Qual a relação entre liberdade e responsabilidade para a filosofia?

«Do que se trata é de levarmos a sério a liberdade, ou seja, de sermos responsáveis. O que há de sério na liberdade é que ela tem efeitos indubitáveis, que não se podem apagar quando isso nos convém, uma vez que tenham sido produzidos. Sou livre de comer ou não comer o pastel que tenho à minha frente; mas, depois de o ter comido, já não sou livre de o ter à minha frente ou não. Dou-te outro exemplo, desta vez de Aristóteles (já sabes, esse velho grego que falava do barco e da tempestade): se tiver uma pedra na mão, sou livre de ficar com ela ou de a deitar fora, mas se a atirar para longe já não poderei ordenar-lhe que volte para que eu continue com ela na mão. O que há de sério na liberdade é que cada acto livre que faço limita as minhas possibilidades quando escolho realizar uma delas. E não vale fazer batota e esperar para ver se o resultado é bom ou mau, antes de assumir se sou ou não responsável por ele. Desse modo, talvez seja possível enganar um observador exterior, como pretende a criança que diz “não fui eu!”, mas a nós próprios nunca nos podemos enganar por completo.

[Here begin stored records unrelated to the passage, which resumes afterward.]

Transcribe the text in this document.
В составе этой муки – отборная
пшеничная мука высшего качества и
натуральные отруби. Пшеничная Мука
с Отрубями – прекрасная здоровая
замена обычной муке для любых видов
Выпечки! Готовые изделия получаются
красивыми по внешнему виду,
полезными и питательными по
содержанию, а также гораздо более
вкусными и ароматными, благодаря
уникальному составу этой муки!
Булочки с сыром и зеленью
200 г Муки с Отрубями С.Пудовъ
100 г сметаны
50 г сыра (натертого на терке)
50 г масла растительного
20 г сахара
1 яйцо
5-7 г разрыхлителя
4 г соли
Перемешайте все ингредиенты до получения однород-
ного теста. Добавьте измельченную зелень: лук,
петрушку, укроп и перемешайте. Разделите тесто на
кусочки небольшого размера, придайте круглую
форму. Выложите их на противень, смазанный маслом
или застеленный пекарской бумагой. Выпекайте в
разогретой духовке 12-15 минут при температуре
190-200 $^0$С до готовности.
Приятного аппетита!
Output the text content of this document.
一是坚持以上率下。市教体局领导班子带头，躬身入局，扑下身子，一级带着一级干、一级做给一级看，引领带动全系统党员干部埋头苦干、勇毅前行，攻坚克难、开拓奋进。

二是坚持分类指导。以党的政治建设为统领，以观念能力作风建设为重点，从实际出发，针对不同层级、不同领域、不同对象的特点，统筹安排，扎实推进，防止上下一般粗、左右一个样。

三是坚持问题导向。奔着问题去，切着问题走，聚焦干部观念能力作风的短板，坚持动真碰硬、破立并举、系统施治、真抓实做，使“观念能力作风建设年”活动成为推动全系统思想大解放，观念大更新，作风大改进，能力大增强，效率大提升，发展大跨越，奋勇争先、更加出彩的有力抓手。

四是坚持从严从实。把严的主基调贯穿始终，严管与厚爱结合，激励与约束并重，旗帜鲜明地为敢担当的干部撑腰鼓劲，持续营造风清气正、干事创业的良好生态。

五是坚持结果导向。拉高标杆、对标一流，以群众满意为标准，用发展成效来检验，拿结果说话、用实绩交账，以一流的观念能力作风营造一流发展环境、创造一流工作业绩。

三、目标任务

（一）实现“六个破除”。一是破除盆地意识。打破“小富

De maneira que aquilo a que chamamos “remorso” não é mais do que o descontentamento que sentimos connosco quando empregámos mal a nossa liberdade, quer dizer, quando a utilizámos em contradição com o que deveras queremos como seres livres, para o bem e para o mal: assumirmos as consequências do que fizemos, emendar o mal que possamos emendar e aproveitarmos o bem ao máximo. Ao contrário da criança malcriada e cobarde, o indivíduo responsável está sempre pronto a responder pelos seus actos: “Sim, fui eu”. O mundo que nos rodeia, se reparares, está cheio de ocasiões que podem servir ao sujeito para se desfazer da sua responsabilidade. A culpa do mal que sucede parece ser das circunstâncias, da sociedade em que vivemos, do sistema capitalista, do carácter que tenho (sou assim!), de não ter sido bem educado (ou me terem mimado em excesso), dos anúncios da televisão, das tentações que se oferecem nos escaparates, dos exemplos irresistíveis e perniciosos... Acabo de empregar a palavra-chave destas justificações: irresistível. Todos os que querem demitir-se das suas responsabilidades acreditam no irresistível, naquilo que subjuga sem remédio, seja a propaganda, a droga, o apetite, o suborno, a ameaça, a maneira de ser... qualquer coisa serve.» 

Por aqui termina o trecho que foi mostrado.